しかしこの話をつき返すと行き着く先は2人とも死だ。だったら組む他ない
「良いのか?本当に?」
「初めから良いって言ってる」
互いの意思を確認するとすぐにペアを組む画面の指示通りに2人のマイクロチップをかざした。
すると最初の画面に戻って
【ペアが登録されました】
と表示されて、残りギリギリのタイマーは無くなっていた。
その後すぐゲームマスターの立体映像が復活し、
「五分過ぎたので組めてない人には消えていただく事になります」
と言うと同時にさっきと同じように人が消えていく。ペアを高望みしていた人も死んでいったのが遠目から見えた。そして
「これにてここには晴れて組めた方々のみが残っていることになりますね。
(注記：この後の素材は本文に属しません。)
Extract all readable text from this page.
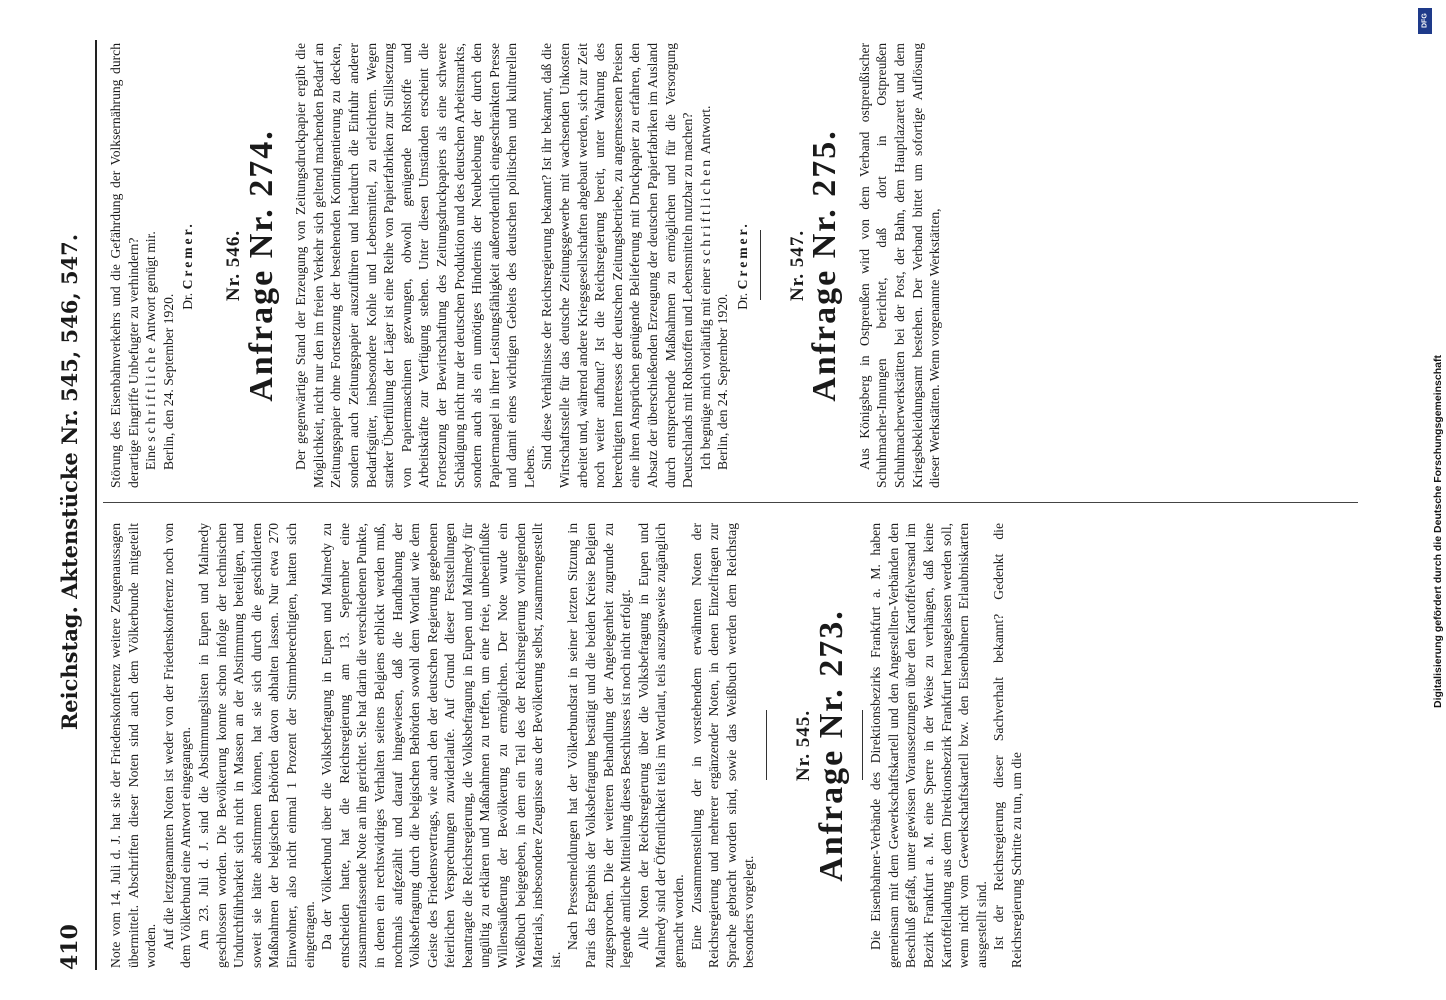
410
Reichstag. Aktenstücke Nr. 545, 546, 547.

Note vom 14. Juli d. J. hat sie der Friedenskonferenz weitere Zeugenaussagen übermittelt. Abschriften dieser Noten sind auch dem Völkerbunde mitgeteilt worden. Auf die letztgenannten Noten ist weder von der Friedenskonferenz noch von dem Völkerbund eine Antwort eingegangen. Am 23. Juli d. J. sind die Abstimmungslisten in Eupen und Malmedy geschlossen worden. Die Bevölkerung konnte schon infolge der technischen Undurchführbarkeit sich nicht in Massen an der Abstimmung beteiligen, und soweit sie hätte abstimmen können, hat sie sich durch die geschilderten Maßnahmen der belgischen Behörden davon abhalten lassen. Nur etwa 270 Einwohner, also nicht einmal 1 Prozent der Stimmberechtigten, hatten sich eingetragen. Da der Völkerbund über die Volksbefragung in Eupen und Malmedy zu entscheiden hatte, hat die Reichsregierung am 13. September eine zusammenfassende Note an ihn gerichtet. Sie hat darin die verschiedenen Punkte, in denen ein rechtswidriges Verhalten seitens Belgiens erblickt werden muß, nochmals aufgezählt und darauf hingewiesen, daß die Handhabung der Volksbefragung durch die belgischen Behörden sowohl dem Wortlaut wie dem Geiste des Friedensvertrags, wie auch den der deutschen Regierung gegebenen feierlichen Versprechungen zuwiderlaufe. Auf Grund dieser Feststellungen beantragte die Reichsregierung, die Volksbefragung in Eupen und Malmedy für ungültig zu erklären und Maßnahmen zu treffen, um eine freie, unbeeinflußte Willensäußerung der Bevölkerung zu ermöglichen. Der Note wurde ein Weißbuch beigegeben, in dem ein Teil des der Reichsregierung vorliegenden Materials, insbesondere Zeugnisse aus der Bevölkerung selbst, zusammengestellt ist.

Nach Pressemeldungen hat der Völkerbundsrat in seiner letzten Sitzung in Paris das Ergebnis der Volksbefragung bestätigt und die beiden Kreise Belgien zugesprochen. Die der weiteren Behandlung der Angelegenheit zugrunde zu legende amtliche Mitteilung dieses Beschlusses ist noch nicht erfolgt. Alle Noten der Reichsregierung über die Volksbefragung in Eupen und Malmedy sind der Öffentlichkeit teils im Wortlaut, teils auszugsweise zugänglich gemacht worden. Eine Zusammenstellung der in vorstehendem erwähnten Noten der Reichsregierung und mehrerer ergänzender Noten, in denen Einzelfragen zur Sprache gebracht worden sind, sowie das Weißbuch werden dem Reichstag besonders vorgelegt.

Nr. 545.
Anfrage Nr. 273. Die Eisenbahner-Verbände des Direktionsbezirks Frankfurt a. M. haben gemeinsam mit dem Gewerkschaftskartell und den Angestellten-Verbänden den Beschluß gefaßt, unter gewissen Voraussetzungen über den Kartoffelversand im Bezirk Frankfurt a. M. eine Sperre in der Weise zu verhängen, daß keine Kartoffelladung aus dem Direktionsbezirk Frankfurt herausgelassen werden soll, wenn nicht vom Gewerkschaftskartell bzw. den Eisenbahnern Erlaubniskarten ausgestellt sind. Ist der Reichsregierung dieser Sachverhalt bekannt? Gedenkt die Reichsregierung Schritte zu tun, um die

Störung des Eisenbahnverkehrs und die Gefährdung der Volksernährung durch derartige Eingriffe Unbefugter zu verhindern? Eine schriftliche Antwort genügt mir.

Berlin, den 24. September 1920. Dr. Cremer. Nr. 546.
Anfrage Nr. 274. Der gegenwärtige Stand der Erzeugung von Zeitungsdruckpapier ergibt die Möglichkeit, nicht nur den im freien Verkehr sich geltend machenden Bedarf an Zeitungspapier ohne Fortsetzung der bestehenden Kontingentierung zu decken, sondern auch Zeitungspapier auszuführen und hierdurch die Einfuhr anderer Bedarfsgüter, insbesondere Kohle und Lebensmittel, zu erleichtern. Wegen starker Überfüllung der Läger ist eine Reihe von Papierfabriken zur Stillsetzung von Papiermaschinen gezwungen, obwohl genügende Rohstoffe und Arbeitskräfte zur Verfügung stehen. Unter diesen Umständen erscheint die Fortsetzung der Bewirtschaftung des Zeitungsdruckpapiers als eine schwere Schädigung nicht nur der deutschen Produktion und des deutschen Arbeitsmarkts, sondern auch als ein unnötiges Hindernis der Neubelebung der durch den Papiermangel in ihrer Leistungsfähigkeit außerordentlich eingeschränkten Presse und damit eines wichtigen Gebiets des deutschen politischen und kulturellen Lebens. Sind diese Verhältnisse der Reichsregierung bekannt? Ist ihr bekannt, daß die Wirtschaftsstelle für das deutsche Zeitungsgewerbe mit wachsenden Unkosten arbeitet und, während andere Kriegsgesellschaften abgebaut werden, sich zur Zeit noch weiter aufbaut? Ist die Reichsregierung bereit, unter Wahrung des berechtigten Interesses der deutschen Zeitungsbetriebe, zu angemessenen Preisen eine ihren Ansprüchen genügende Belieferung mit Druckpapier zu erfahren, den Absatz der überschießenden Erzeugung der deutschen Papierfabriken im Ausland durch entsprechende Maßnahmen zu ermöglichen und für die Versorgung Deutschlands mit Rohstoffen und Lebensmitteln nutzbar zu machen? Ich begnüge mich vorläufig mit einer schriftlichen Antwort.

Berlin, den 24. September 1920. Dr. Cremer. Nr. 547.
Anfrage Nr. 275. Aus Königsberg in Ostpreußen wird von dem Verband ostpreußischer Schuhmacher-Innungen berichtet, daß dort in Ostpreußen Schuhmacherwerkstätten bei der Post, der Bahn, dem Hauptlazarett und dem Kriegsbekleidungsamt bestehen. Der Verband bittet um sofortige Auflösung dieser Werkstätten. Wenn vorgenannte Werkstätten,

DFG
Digitalisierung gefördert durch die Deutsche Forschungsgemeinschaft
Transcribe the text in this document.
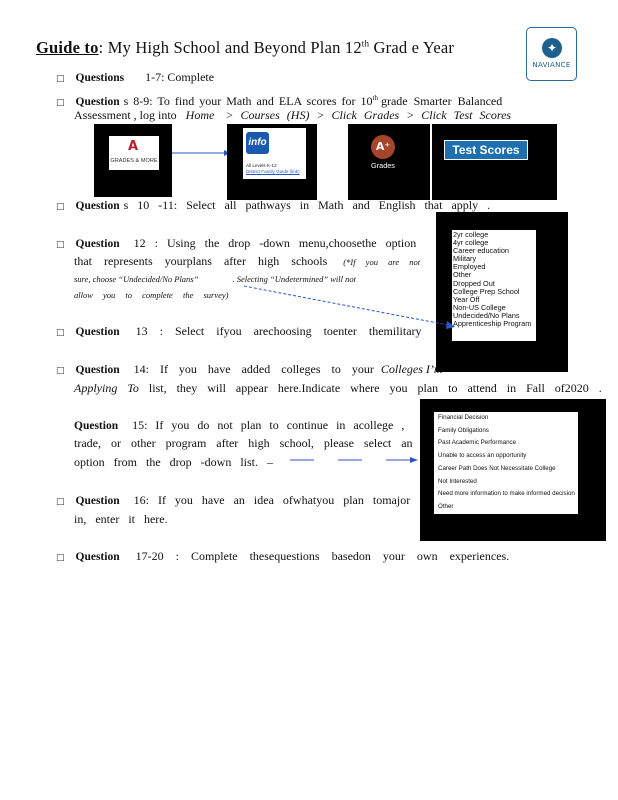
Guide to: My High School and Beyond Plan 12th Grad e Year	✦
NAVIANCE
□ Questions 1-7: Complete
□ Question s 8-9: To find your Math and ELA scores for 10th grade Smarter Balanced
Assessment , log into Home > Courses (HS) > Click Grades > Click Test Scores
A
GRADES & MORE
info
All Levels K-12
District Family Guide (link)
A⁺
Grades
Test Scores
□ Question s 10 -11: Select all pathways in Math and English that apply .
□ Question 12 : Using the drop -down menu,choosethe option
that represents yourplans after high schools (*If you are not
sure, choose “Undecided/No Plans”	. Selecting “Undetermined” will not
allow you to complete the survey)
2yr college
4yr college
Career education
Military
Employed
Other
Dropped Out
College Prep School
Year Off
Non-US College
Undecided/No Plans
Apprenticeship Program
□ Question 13 : Select ifyou arechoosing toenter themilitary
□ Question 14: If you have added colleges to your Colleges I’m
Applying To list, they will appear here.Indicate where you plan to attend in Fall of2020 .
Question 15: If you do not plan to continue in acollege ,
trade, or other program after high school, please select an
option from the drop -down list. –
Financial Decision
Family Obligations
Past Academic Performance
Unable to access an opportunity
Career Path Does Not Necessitate College
Not Interested
Need more information to make informed decision
Other
□ Question 16: If you have an idea ofwhatyou plan tomajor
in, enter it here.
□ Question 17-20 : Complete thesequestions basedon your own experiences.
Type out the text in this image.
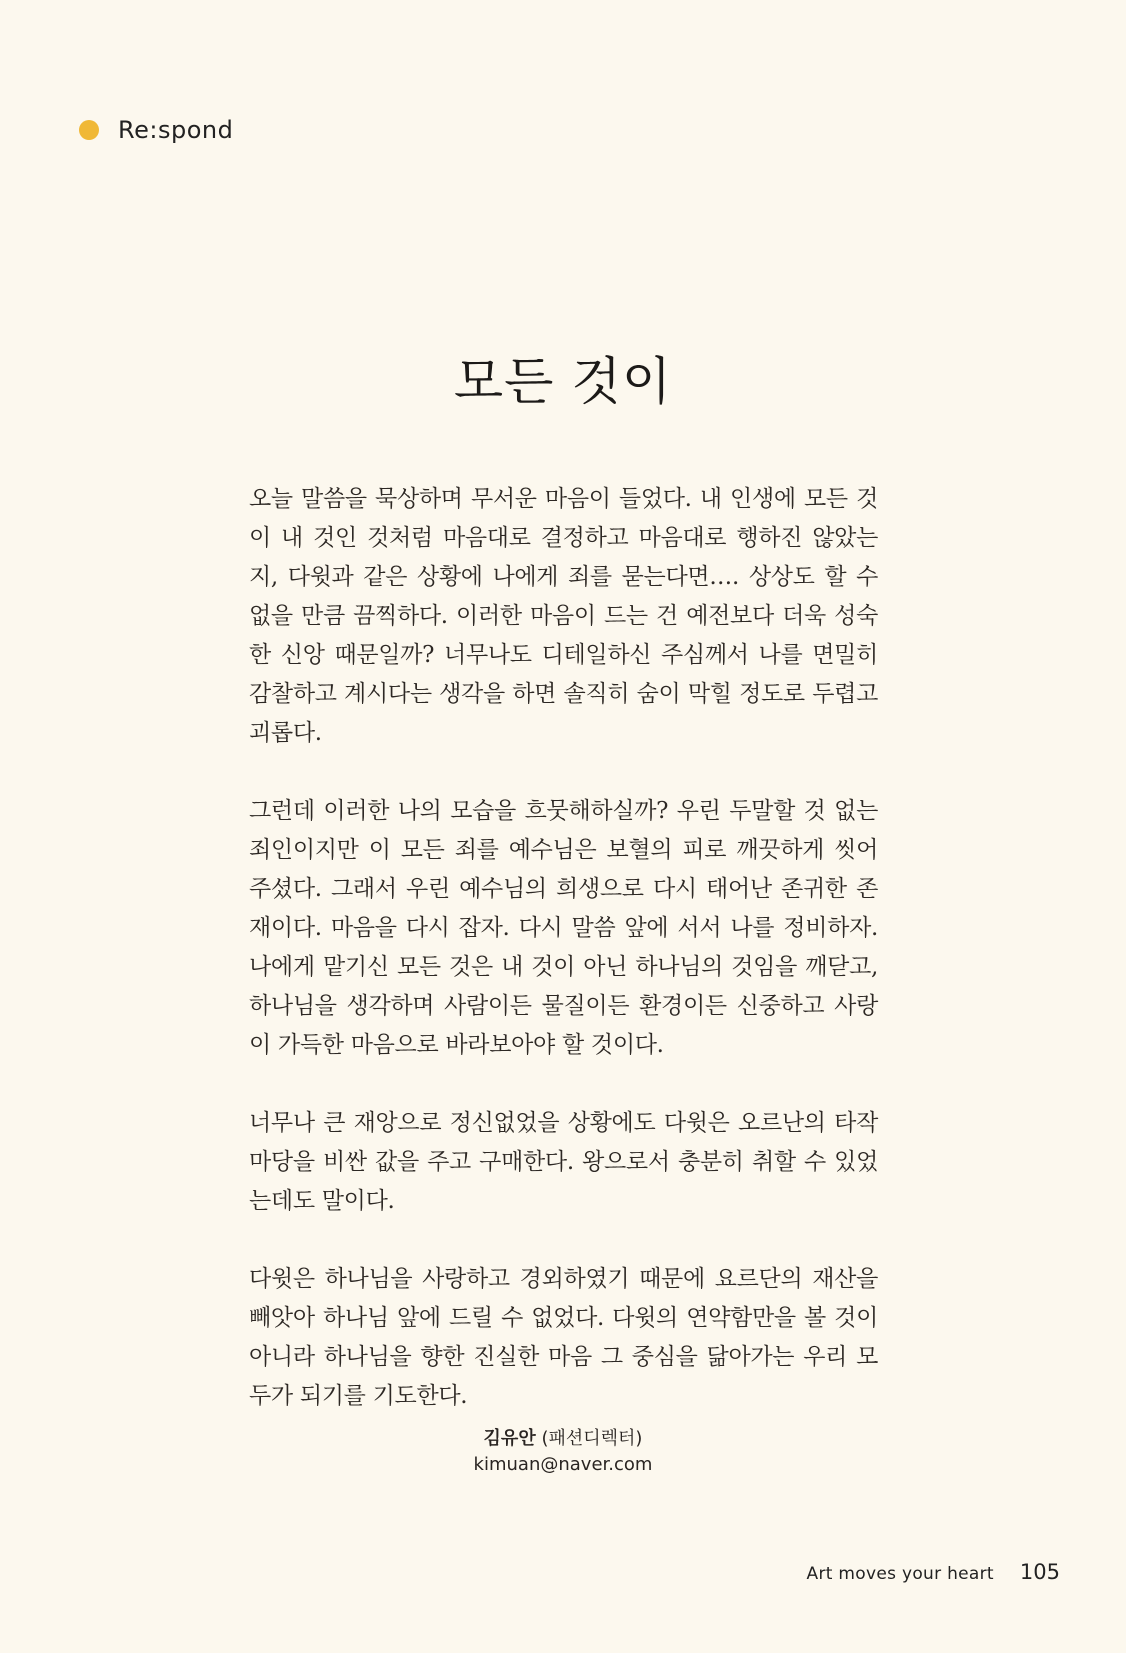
Re:spond
모든 것이

오늘 말씀을 묵상하며 무서운 마음이 들었다. 내 인생에 모든 것이 내 것인 것처럼 마음대로 결정하고 마음대로 행하진 않았는지, 다윗과 같은 상황에 나에게 죄를 묻는다면…. 상상도 할 수 없을 만큼 끔찍하다. 이러한 마음이 드는 건 예전보다 더욱 성숙한 신앙 때문일까? 너무나도 디테일하신 주심께서 나를 면밀히 감찰하고 계시다는 생각을 하면 솔직히 숨이 막힐 정도로 두렵고 괴롭다.

그런데 이러한 나의 모습을 흐뭇해하실까? 우린 두말할 것 없는 죄인이지만 이 모든 죄를 예수님은 보혈의 피로 깨끗하게 씻어 주셨다. 그래서 우린 예수님의 희생으로 다시 태어난 존귀한 존재이다. 마음을 다시 잡자. 다시 말씀 앞에 서서 나를 정비하자. 나에게 맡기신 모든 것은 내 것이 아닌 하나님의 것임을 깨닫고, 하나님을 생각하며 사람이든 물질이든 환경이든 신중하고 사랑이 가득한 마음으로 바라보아야 할 것이다.

너무나 큰 재앙으로 정신없었을 상황에도 다윗은 오르난의 타작 마당을 비싼 값을 주고 구매한다. 왕으로서 충분히 취할 수 있었는데도 말이다.

다윗은 하나님을 사랑하고 경외하였기 때문에 요르단의 재산을 빼앗아 하나님 앞에 드릴 수 없었다. 다윗의 연약함만을 볼 것이 아니라 하나님을 향한 진실한 마음 그 중심을 닮아가는 우리 모두가 되기를 기도한다.

김유안 (패션디렉터)
kimuan@naver.com
Art moves your heart 105
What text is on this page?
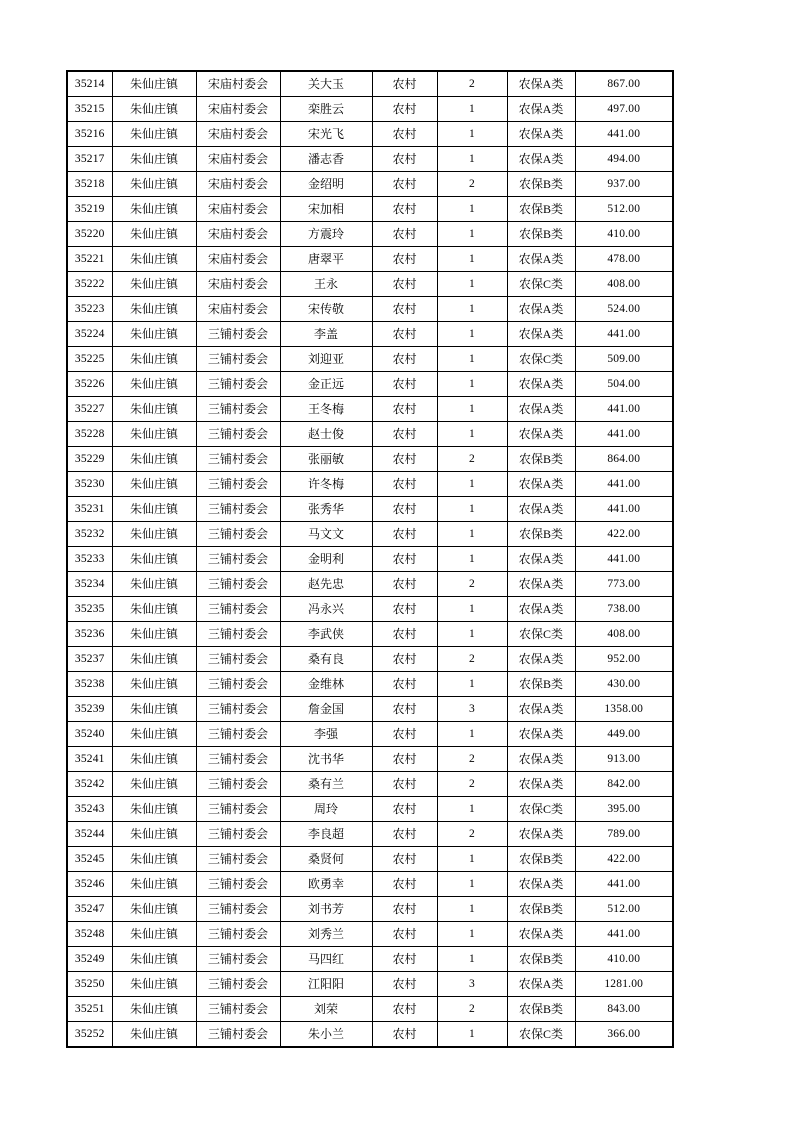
35214	朱仙庄镇	宋庙村委会	关大玉	农村	2	农保A类	867.00
35215	朱仙庄镇	宋庙村委会	栾胜云	农村	1	农保A类	497.00
35216	朱仙庄镇	宋庙村委会	宋光飞	农村	1	农保A类	441.00
35217	朱仙庄镇	宋庙村委会	潘志香	农村	1	农保A类	494.00
35218	朱仙庄镇	宋庙村委会	金绍明	农村	2	农保B类	937.00
35219	朱仙庄镇	宋庙村委会	宋加相	农村	1	农保B类	512.00
35220	朱仙庄镇	宋庙村委会	方震玲	农村	1	农保B类	410.00
35221	朱仙庄镇	宋庙村委会	唐翠平	农村	1	农保A类	478.00
35222	朱仙庄镇	宋庙村委会	王永	农村	1	农保C类	408.00
35223	朱仙庄镇	宋庙村委会	宋传敬	农村	1	农保A类	524.00
35224	朱仙庄镇	三铺村委会	李盖	农村	1	农保A类	441.00
35225	朱仙庄镇	三铺村委会	刘迎亚	农村	1	农保C类	509.00
35226	朱仙庄镇	三铺村委会	金正远	农村	1	农保A类	504.00
35227	朱仙庄镇	三铺村委会	王冬梅	农村	1	农保A类	441.00
35228	朱仙庄镇	三铺村委会	赵士俊	农村	1	农保A类	441.00
35229	朱仙庄镇	三铺村委会	张丽敏	农村	2	农保B类	864.00
35230	朱仙庄镇	三铺村委会	许冬梅	农村	1	农保A类	441.00
35231	朱仙庄镇	三铺村委会	张秀华	农村	1	农保A类	441.00
35232	朱仙庄镇	三铺村委会	马文文	农村	1	农保B类	422.00
35233	朱仙庄镇	三铺村委会	金明利	农村	1	农保A类	441.00
35234	朱仙庄镇	三铺村委会	赵先忠	农村	2	农保A类	773.00
35235	朱仙庄镇	三铺村委会	冯永兴	农村	1	农保A类	738.00
35236	朱仙庄镇	三铺村委会	李武侠	农村	1	农保C类	408.00
35237	朱仙庄镇	三铺村委会	桑有良	农村	2	农保A类	952.00
35238	朱仙庄镇	三铺村委会	金维林	农村	1	农保B类	430.00
35239	朱仙庄镇	三铺村委会	詹金国	农村	3	农保A类	1358.00
35240	朱仙庄镇	三铺村委会	李强	农村	1	农保A类	449.00
35241	朱仙庄镇	三铺村委会	沈书华	农村	2	农保A类	913.00
35242	朱仙庄镇	三铺村委会	桑有兰	农村	2	农保A类	842.00
35243	朱仙庄镇	三铺村委会	周玲	农村	1	农保C类	395.00
35244	朱仙庄镇	三铺村委会	李良超	农村	2	农保A类	789.00
35245	朱仙庄镇	三铺村委会	桑贤何	农村	1	农保B类	422.00
35246	朱仙庄镇	三铺村委会	欧勇幸	农村	1	农保A类	441.00
35247	朱仙庄镇	三铺村委会	刘书芳	农村	1	农保B类	512.00
35248	朱仙庄镇	三铺村委会	刘秀兰	农村	1	农保A类	441.00
35249	朱仙庄镇	三铺村委会	马四红	农村	1	农保B类	410.00
35250	朱仙庄镇	三铺村委会	江阳阳	农村	3	农保A类	1281.00
35251	朱仙庄镇	三铺村委会	刘荣	农村	2	农保B类	843.00
35252	朱仙庄镇	三铺村委会	朱小兰	农村	1	农保C类	366.00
でしたらまずはペア同士の交流の時間といたしましょう。さあ、これがあなた方の最後の憩いの時になるかもしれませんのでね。大切にいたしますよう。そこの扉から出て振られたペア番号の部屋に行って下さい」
そこの扉と指さされたのは木製の落ち着いた扉だった。
ドアに一番近い人達から入っていくとそこにはホテルのような光景が広がっていた。ペア番号というのはさっきまでタイマーがあったところに新しく出ている番号だろう。9054と書いてあった。木製の扉から入って行って女の子とは終始無言で探してやっと見つけたのが上の表札に9054と書いてある部屋だった。部屋に入ってすわると無言のプレッシャーが襲いかかって来る。
「ねえ、えっと、名前は?俺は鷹城凖也」
と聞くと、横目で見られ、ため息をつかれ、
「山中雪。雪と書いてせつ」
至って端的に教えてくれた。
そこからはもうずっとホログラムにつきっきり。
一旦諦め、俺もホログラムを見る。トップニュースになっていたのは第六感ついに解明!?異能を持つというAさんにインタビューなどという今心底どうでもいい内容だった。その下に一応という形で連続集団誘拐事件のニュース。おそらく俺たちの事だろう。集団誘拐より異能力かと思って深いため息をつく。
すると唐突に
「一応言っとくけど、あなたと慣れ合うつもりも進んで協力するつもりもさらさらないから」
ホログラムから目を離さず、ぶっきらぼうに言われたセリフにとんでもなく驚いた。